Q. Why did you choose Chagas disease specifically for your project?
I chose Chagas disease because it sits at a perfect intersection of my interests: global health, technological equity, and biological understanding. It's a disease that disproportionately affects rural communities in Latin America—areas where access to advanced medical infrastructure is limited and diagnoses are often missed entirely.
The silence around this disease struck me the most. Many have [Chagas], but are not made aware due to expensive detection services. Millions suffer from its chronic condition, but a small fraction actually receive the necessary attention, funding and research momentum seen with first-world diseases. As someone passionate about the intersection of technology and social impact, I felt an obligation to use my skills in service of communities that have long been underserved. Therefore, my knowledge of both chemical processes and machine learning was a perfect mix for the problem.
Q. In what ways do you hope your work can make diagnostic testing more accessible for underserved communities?
When studying the environmental landscape of diagnosed patients, I instantly recognized the poor access to care and harmful social stigmas around Chagas disease. It’s not just a biomedical problem—it is a systemic one. The idea that an algorithm could bring low-cost, high-accuracy diagnostics to these settings felt like a tangible way to reduce that gap.
I truly believe the ability to detect a disease shouldn’t depend on your zip code. A diagnosis can change the entire trajectory of a person’s life, and having early detection services is crucial. This kind of healthcare should not be gated by cost, infrastructure or awareness. It's easy to get caught up in the comfortable, first-world concerns. Regardless, it’s crucial we don’t lose sight of our brothers and sisters in the global south to help bridge healthcare disparities.
Q. What led you to choose Case Western Reserve University, and how has CWRU supported your interdisciplinary interests?

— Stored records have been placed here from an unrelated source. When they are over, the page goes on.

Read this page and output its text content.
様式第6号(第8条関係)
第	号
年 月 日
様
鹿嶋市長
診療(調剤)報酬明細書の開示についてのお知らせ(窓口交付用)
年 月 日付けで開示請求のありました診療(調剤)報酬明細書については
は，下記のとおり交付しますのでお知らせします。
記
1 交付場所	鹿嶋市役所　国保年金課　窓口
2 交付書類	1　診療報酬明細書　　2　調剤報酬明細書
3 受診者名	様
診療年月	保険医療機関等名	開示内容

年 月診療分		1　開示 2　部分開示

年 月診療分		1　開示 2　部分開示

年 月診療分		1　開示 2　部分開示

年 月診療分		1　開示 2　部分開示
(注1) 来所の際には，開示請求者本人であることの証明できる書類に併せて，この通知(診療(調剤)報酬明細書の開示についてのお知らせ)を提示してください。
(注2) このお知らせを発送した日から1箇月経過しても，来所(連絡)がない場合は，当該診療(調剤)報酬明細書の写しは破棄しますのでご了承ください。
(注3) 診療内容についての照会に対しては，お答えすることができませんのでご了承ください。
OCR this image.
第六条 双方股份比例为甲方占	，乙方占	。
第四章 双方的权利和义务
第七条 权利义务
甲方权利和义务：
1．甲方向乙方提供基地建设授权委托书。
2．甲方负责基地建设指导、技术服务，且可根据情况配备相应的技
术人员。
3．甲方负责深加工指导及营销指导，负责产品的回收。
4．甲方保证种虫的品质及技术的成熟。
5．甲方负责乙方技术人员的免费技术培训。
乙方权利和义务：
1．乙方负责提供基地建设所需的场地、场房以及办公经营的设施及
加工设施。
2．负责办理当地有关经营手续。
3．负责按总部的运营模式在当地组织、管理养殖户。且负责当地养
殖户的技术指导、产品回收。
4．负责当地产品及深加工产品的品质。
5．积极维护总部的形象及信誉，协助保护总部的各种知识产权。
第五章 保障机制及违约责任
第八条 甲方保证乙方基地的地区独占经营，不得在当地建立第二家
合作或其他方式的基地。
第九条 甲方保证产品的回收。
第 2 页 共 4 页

The opportunities at CWRU are something rare. I’m able to pursue my unique intersection of passions in healthcare computing, while contributing to world-class research efforts. The proximity to Cleveland Clinic and other hospitals meant I could explore real-world biomedical problems early. And, the faculty here have been nothing but encouraging. At CWRU, I feel empowered to forge my own, non-traditional pathway.
Courses in biology and chemistry gave me a strong grounding in ion channel flow, cardiac muscle and regulatory mechanisms that influence the heart's electrical activity. This helped lead me through analyzing waveforms of Chagas-positive patients to recognize signal conduction disruptions, which are hallmarks of Chagas cardiomyopathy.
Q. How would you describe your experience presenting your research at the International Computing in Cardiology Conference?
Being able to present at such a young age and connect with leading healthcare computing researchers was an awesome and unforgettable experience that opened numerous doors for me. Since it was an international conference, I was able to network with experts from all over the world, which exposed me to novel techniques in disease prediction and cardiovascular devices being developed globally. Overall, it was remarkable to finally see the success of my research after working consistently for the past nine months.
On a personal level, it's a great validation that students can drive real contributions to global health. Professionally, it opened doors to connect with top-class researchers, cardiologists and technologists across disciplines. It’s a rare space where technological ideas translate directly into patient impact, and I feel honored to be part of that dialogue.
Q. Looking forward, what do you hope to achieve?
This project has sharpened my vision on my future. I want to build a career at the intersection of biomedical AI, global health and clinical innovation. At CWRU, that means continuing to merge my coursework in chemistry, biology and computer science, and pursuing deeper collaborations across engineering and medical spaces. Longterm, I see myself continuing to contribute to AI-driven health initiatives—whether that’s through academia, industry or entrepreneurial ventures. My goal isn’t just to innovate, but to distribute innovation more fairly.